Aside from being the definitive most-beautiful-place-in-the-world, tied with Jackson, Wyoming, the coast of Maine is kind of gnarly. People say that if you can sail there, you can sail anywhere (I challenge those people to sail across Jackson Lake in 16’ boat full of ski gear, but that’s another story). Maine is home to the largest range of tidal elevations on the planet. The rocks on the bottom look somewhat like the Tetons with an occasional crash of surf over the Grand (ie you don’t want to sail into them). The state has more coastline than California, just bunched into a bazillion harbors, peninsulas, and islands. So the wind is prone to bouncing around and changing directions faster than you can say “Ayuh.”
So, when you’re on the water, you have to be contastly aware of your surroundings and make decisions, especially in a sailboat, based on where the wind is coming from, what the tide is doing, and where those rocks are. When you’re setting the anchor for the night, you better be sure there’s gonna be water under the boat when you wake up. You also better be sure that the wind’s not going to change directions and leave you “In the lee of ****ing Portugal!,” as my pops likes to say.
I have fond memories of waking up every morning to NOAA weather radio (and bacon grease splattering into my bunk next to the galley), and for weeks at a time, knowing exactly when low tide was, and where the wind was coming from. These things were important to me because I had a hit list of favorite harbors based on chocolate milkshake quality, and I wanted to make sure we made it to all of them. They were important to my parents because they wanted to keep us all safe and not “hahhhhd aground” or drifting out to sea because we anchored in the “lee of Portugal.” But also, milkshakes.
The more I learn about traveling in avalanche terrain, the more I compare it to navigating the coast of Maine. In a literal sense, you’re dealing with wind, water, and temperature. Combine the three and you get a characteristically unpredicatable thing called weather.
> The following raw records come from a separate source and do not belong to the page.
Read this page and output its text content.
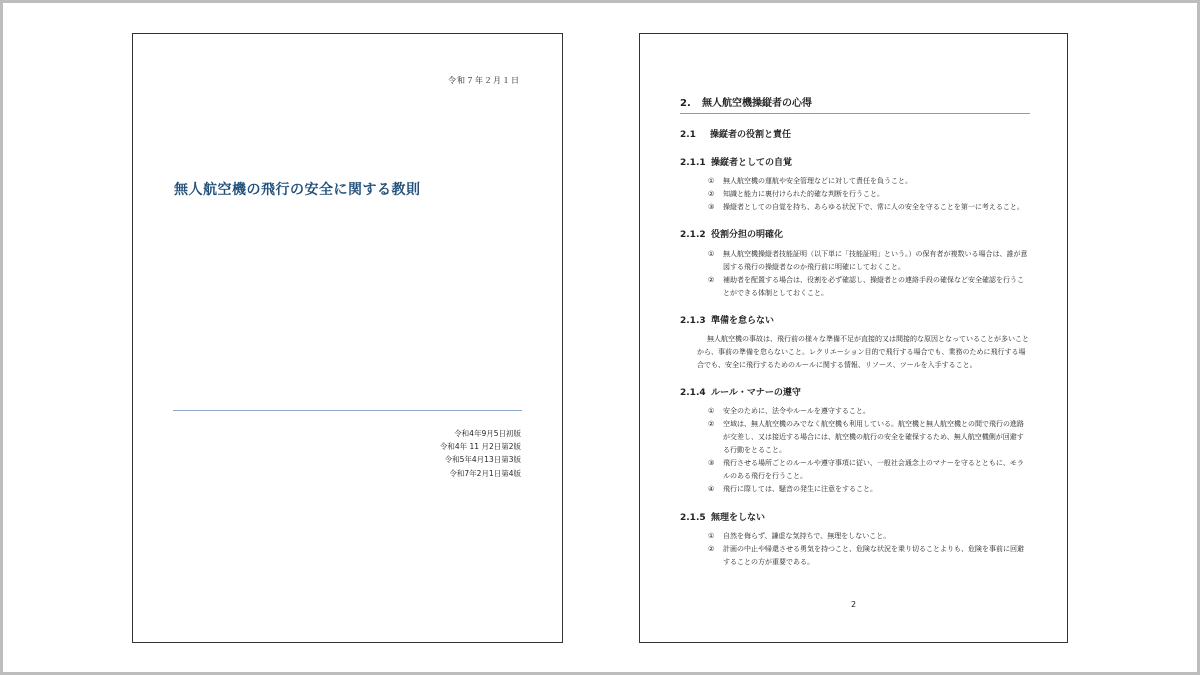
令和７年２月１日
無人航空機の飛行の安全に関する教則
令和4年9月5日初版
令和4年 11 月2日第2版
令和5年4月13日第3版
令和7年2月1日第4版
2. 無人航空機操縦者の心得
2.1 操縦者の役割と責任
2.1.1 操縦者としての自覚
①	無人航空機の運航や安全管理などに対して責任を負うこと。
②	知識と能力に裏付けられた的確な判断を行うこと。
③	操縦者としての自覚を持ち、あらゆる状況下で、常に人の安全を守ることを第一に考えること。
2.1.2 役割分担の明確化
①	無人航空機操縦者技能証明（以下単に「技能証明」という。）の保有者が複数いる場合は、誰が意図する飛行の操縦者なのか飛行前に明確にしておくこと。
②	補助者を配置する場合は、役割を必ず確認し、操縦者との連絡手段の確保など安全確認を行うことができる体制としておくこと。
2.1.3 準備を怠らない
無人航空機の事故は、飛行前の様々な準備不足が直接的又は間接的な原因となっていることが多いことから、事前の準備を怠らないこと。レクリエーション目的で飛行する場合でも、業務のために飛行する場合でも、安全に飛行するためのルールに関する情報、リソース、ツールを入手すること。
2.1.4 ルール・マナーの遵守
①	安全のために、法令やルールを遵守すること。
②	空域は、無人航空機のみでなく航空機も利用している。航空機と無人航空機との間で飛行の進路が交差し、又は接近する場合には、航空機の航行の安全を確保するため、無人航空機側が回避する行動をとること。
③	飛行させる場所ごとのルールや遵守事項に従い、一般社会通念上のマナーを守るとともに、モラルのある飛行を行うこと。
④	飛行に際しては、騒音の発生に注意をすること。
2.1.5 無理をしない
①	自然を侮らず、謙虚な気持ちで、無理をしないこと。
②	計画の中止や帰還させる勇気を持つこと、危険な状況を乗り切ることよりも、危険を事前に回避することの方が重要である。
2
In a larger sense, you’re making decisions based on an ongoing, personalized equation that allows you to have a pleasant sail to a safe anchorage / ski good pow without getting ‘lanched. Like my old man, NOAA weather (on my iphone, rather than a lunchbox-sized marine radio) has become a morning companion.
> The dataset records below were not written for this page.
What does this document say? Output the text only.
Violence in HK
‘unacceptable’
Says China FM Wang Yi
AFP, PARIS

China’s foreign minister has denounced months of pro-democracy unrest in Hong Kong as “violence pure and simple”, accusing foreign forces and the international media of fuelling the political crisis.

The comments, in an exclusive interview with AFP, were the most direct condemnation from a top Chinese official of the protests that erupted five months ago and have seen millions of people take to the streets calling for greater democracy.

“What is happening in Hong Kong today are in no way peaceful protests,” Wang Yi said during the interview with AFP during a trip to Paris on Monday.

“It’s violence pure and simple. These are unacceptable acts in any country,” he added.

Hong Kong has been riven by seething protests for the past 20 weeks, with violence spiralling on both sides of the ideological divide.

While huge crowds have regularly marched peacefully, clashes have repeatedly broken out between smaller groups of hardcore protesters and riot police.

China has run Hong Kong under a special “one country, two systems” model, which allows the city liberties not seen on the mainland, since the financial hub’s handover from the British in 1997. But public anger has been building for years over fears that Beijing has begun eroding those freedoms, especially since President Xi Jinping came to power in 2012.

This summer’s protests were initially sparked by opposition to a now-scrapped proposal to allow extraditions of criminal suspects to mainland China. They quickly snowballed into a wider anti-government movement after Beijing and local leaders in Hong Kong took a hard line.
I still have a hitlist, but it’s things I’d like to ski and not chocolate milkshakes. And, like those coveted milkshake destinations, the conditions have to be right to get there. And that doesn’t always happen.
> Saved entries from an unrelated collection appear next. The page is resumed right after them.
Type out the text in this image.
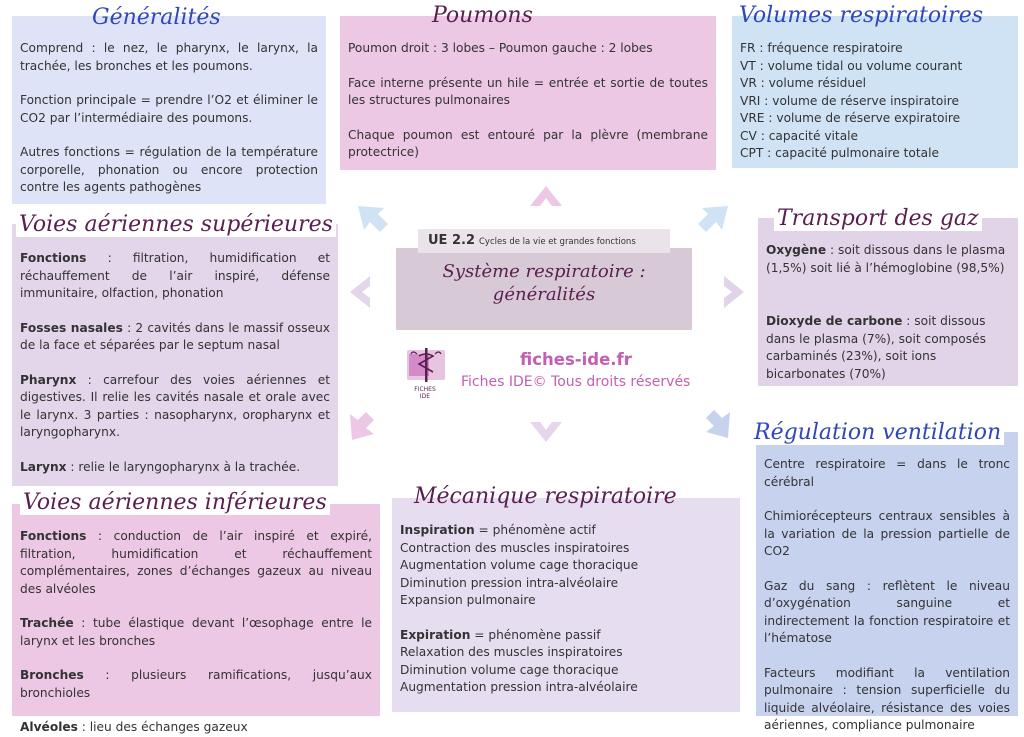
Généralités

Comprend : le nez, le pharynx, le larynx, la trachée, les bronches et les poumons.

Fonction principale = prendre l’O2 et éliminer le CO2 par l’intermédiaire des poumons.

Autres fonctions = régulation de la température corporelle, phonation ou encore protection contre les agents pathogènes

Poumons

Poumon droit : 3 lobes – Poumon gauche : 2 lobes

Face interne présente un hile = entrée et sortie de toutes les structures pulmonaires

Chaque poumon est entouré par la plèvre (membrane protectrice)

Volumes respiratoires
FR : fréquence respiratoire
VT : volume tidal ou volume courant
VR : volume résiduel
VRI : volume de réserve inspiratoire
VRE : volume de réserve expiratoire
CV : capacité vitale
CPT : capacité pulmonaire totale
Voies aériennes supérieures

Fonctions : filtration, humidification et réchauffement de l’air inspiré, défense immunitaire, olfaction, phonation

Fosses nasales : 2 cavités dans le massif osseux de la face et séparées par le septum nasal

Pharynx : carrefour des voies aériennes et digestives. Il relie les cavités nasale et orale avec le larynx. 3 parties : nasopharynx, oropharynx et laryngopharynx.

Larynx : relie le laryngopharynx à la trachée.

UE 2.2 Cycles de la vie et grandes fonctions
Système respiratoire :
généralités
FICHES
IDE
fiches-ide.fr
Fiches IDE© Tous droits réservés
Transport des gaz

Oxygène : soit dissous dans le plasma (1,5%) soit lié à l’hémoglobine (98,5%)

Dioxyde de carbone : soit dissous dans le plasma (7%), soit composés carbaminés (23%), soit ions bicarbonates (70%)

Régulation ventilation

Centre respiratoire = dans le tronc cérébral

Chimiorécepteurs centraux sensibles à la variation de la pression partielle de CO2

Gaz du sang : reflètent le niveau d’oxygénation sanguine et indirectement la fonction respiratoire et l’hématose

Facteurs modifiant la ventilation pulmonaire : tension superficielle du liquide alvéolaire, résistance des voies aériennes, compliance pulmonaire

Voies aériennes inférieures

Fonctions : conduction de l’air inspiré et expiré, filtration, humidification et réchauffement complémentaires, zones d’échanges gazeux au niveau des alvéoles

Trachée : tube élastique devant l’œsophage entre le larynx et les bronches

Bronches : plusieurs ramifications, jusqu’aux bronchioles

Alvéoles : lieu des échanges gazeux

Mécanique respiratoire
Inspiration = phénomène actif
Contraction des muscles inspiratoires
Augmentation volume cage thoracique
Diminution pression intra-alvéolaire
Expansion pulmonaire
Expiration = phénomène passif
Relaxation des muscles inspiratoires
Diminution volume cage thoracique
Augmentation pression intra-alvéolaire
I started thinking about this analogy going up Glory with Zahan, who’s a badass instructor/guide (and also a master of analogies).
Heading up the bootpack with Z, he’s asking questions. How come those trees don’t have snow on them? How come those trees do? What does that say about the wind direction? Does it usually come out of the Northwest? What’s that doing to the snow? Look at the snow’s surface. Where is there surface hoar? Is it too windy for surface hoar? It’s warming up. What aspect is getting the most sun? Was it sunny yesterday? Where is there a crust? Do you think it’s only on this aspect? Do you think this same thing is happening in the park? How about the resort?
Which reminded me of being on a boat as a kid & having my dad ask me a billion questions about the anchorage I wanted to go to & whether or not it was a good choice. I hated it at the time, ‘cause all I wanted was a damn milkshake, but I really appreciate it now. And I’m thakful that I can translate that observation/decision making to something entirely different.
At it’s very core, snow science (and really science in general, right?) is about being curious and making observations. If someone had told me that in 7th grade, I might have slipped by with a C-.
So, a huge thanks to my instructors Zahan, Christian, & John for spending more time in the snow than in a textbook. To the JHBF that made this course possible for me. And to my dad, for instilling those observation-making skills some twenty years ago on the avalanche-prone coast of Maine.
I’ve got a lifetime of learning left to do, but man, this is one sweet classroom.